2009 yılında Girard-Lalancette ve arkadaşları tarafından reaktif oksijen türlerinin kullanışlı bir indikatörü olan DCFH-DA’yı kullanan hücre bazlı bir test geliştirilmiştir. Söz konusu test anti oksidan özelliklerinde tespitinde oldukça hassastır. Bourgou ve arkadaşları (2010) Tunus’taki çörek otu tohumlarının yağı üzerinde yaptıkları çalışmada çörek otu yağı ve etken maddesi timokinonun anti-oksidan özelliklerini söz konusu test ile ölçmüş ve çörek otu esansiyel yağının ROS üretimini belirgin biçimde inhibe (engellediğini) ettiğini tespit etmişlerdir.

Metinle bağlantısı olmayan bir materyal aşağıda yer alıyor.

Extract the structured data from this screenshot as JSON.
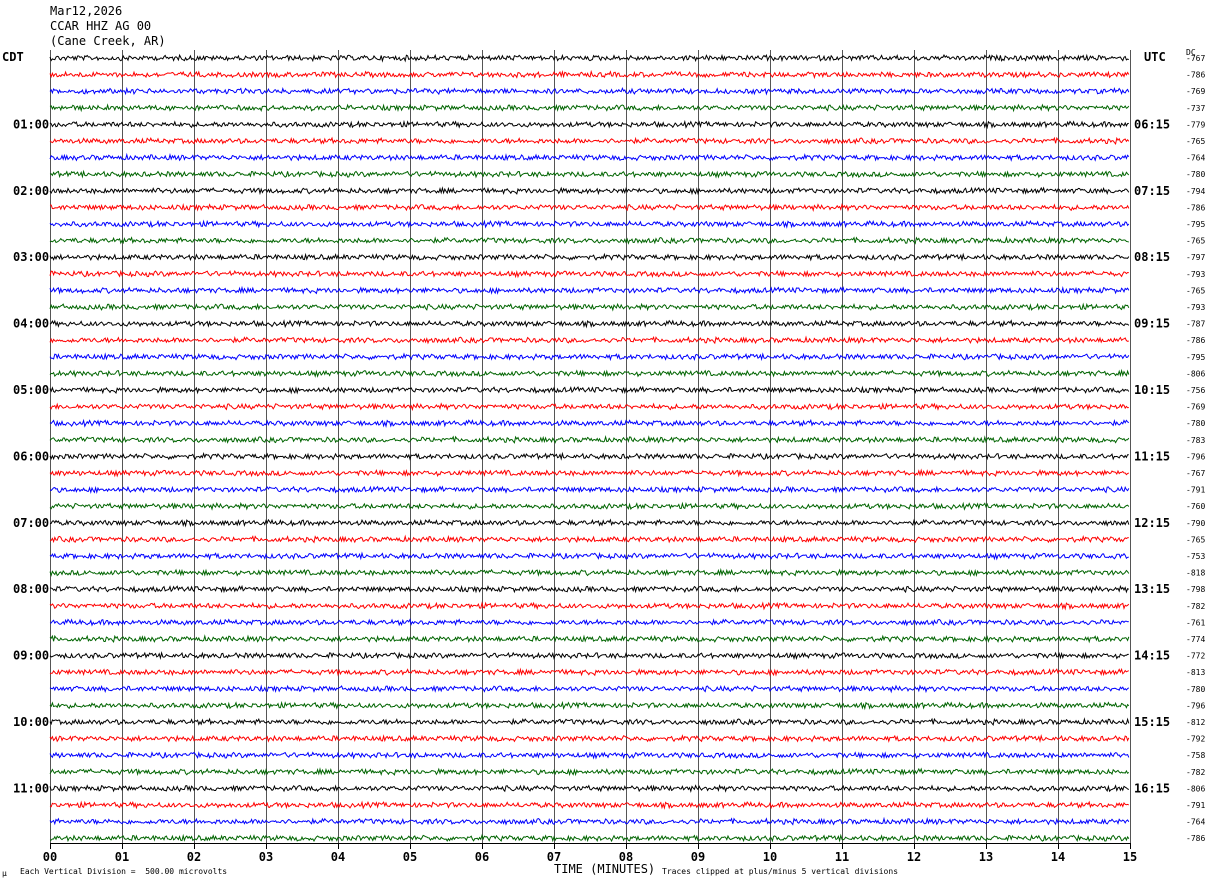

Reaktif oksijen türlerinin (ROS), yaşlanmada ve yaşlanmaya bağlı hastalıkların çoğunda önemli bir etken olduğu düşünülmektedir. ROS inhibisyonu hücreleri oksidatif stresten korumaktadır. Çörek otu yağının temel etken bileşeni olan timokinonun diğer bileşenlerin aksine ex vivo ortamda yüksek antioksidan aktivite gösterdiği aynı çalışmada gösterilmiştir. IC50 bir biyokimyasal prosesi yarı yarıya inhibe eden madde miktarını belirtmek için kullanılan değerdir. Kuersetin bilinen bir antioksidandır ve bu çalışmada pozitif kontrol olarak kullanılmıştır

Çörek otu tohumları geleneksel tıpta yukarıda anlatılan anti-oksidan özelliklerine bağlı olarak kullanılagelmiştir. Çörek otu yağının ve aktif bileşenlerinin, rastlantısal olarak çevresel veya enfeksiyona bağlı faktörlerce veya anti-kanser ilaçlarca tetiklenen oksidatif stresin aracılık ettiği toksisiteyi azalttığı görülmektedir. Örneğin, kemoterapi, siklofosfamid ve diğer anti-kanser ilaçlar, anti- kanser terapi olarak veya kanser immünterapi ile kombinasyon halinde preklinik ve klinik çalışmalarda kullanılmaktadırlar. Kemoterapi, olgunlaşmamış granülositlerin oldukça genişlemesine ve büyük miktarda NO (nitrik oksit) ortaya çıkmasına sebep olur. Timokinonun kemoterapinin tetiklediği nitrik okside karşı oluşan immün cevabı baskılayıcı etkileri vardır. Buna göre kemoterapiyi takiben timokinon uygulanması uygun olacaktır.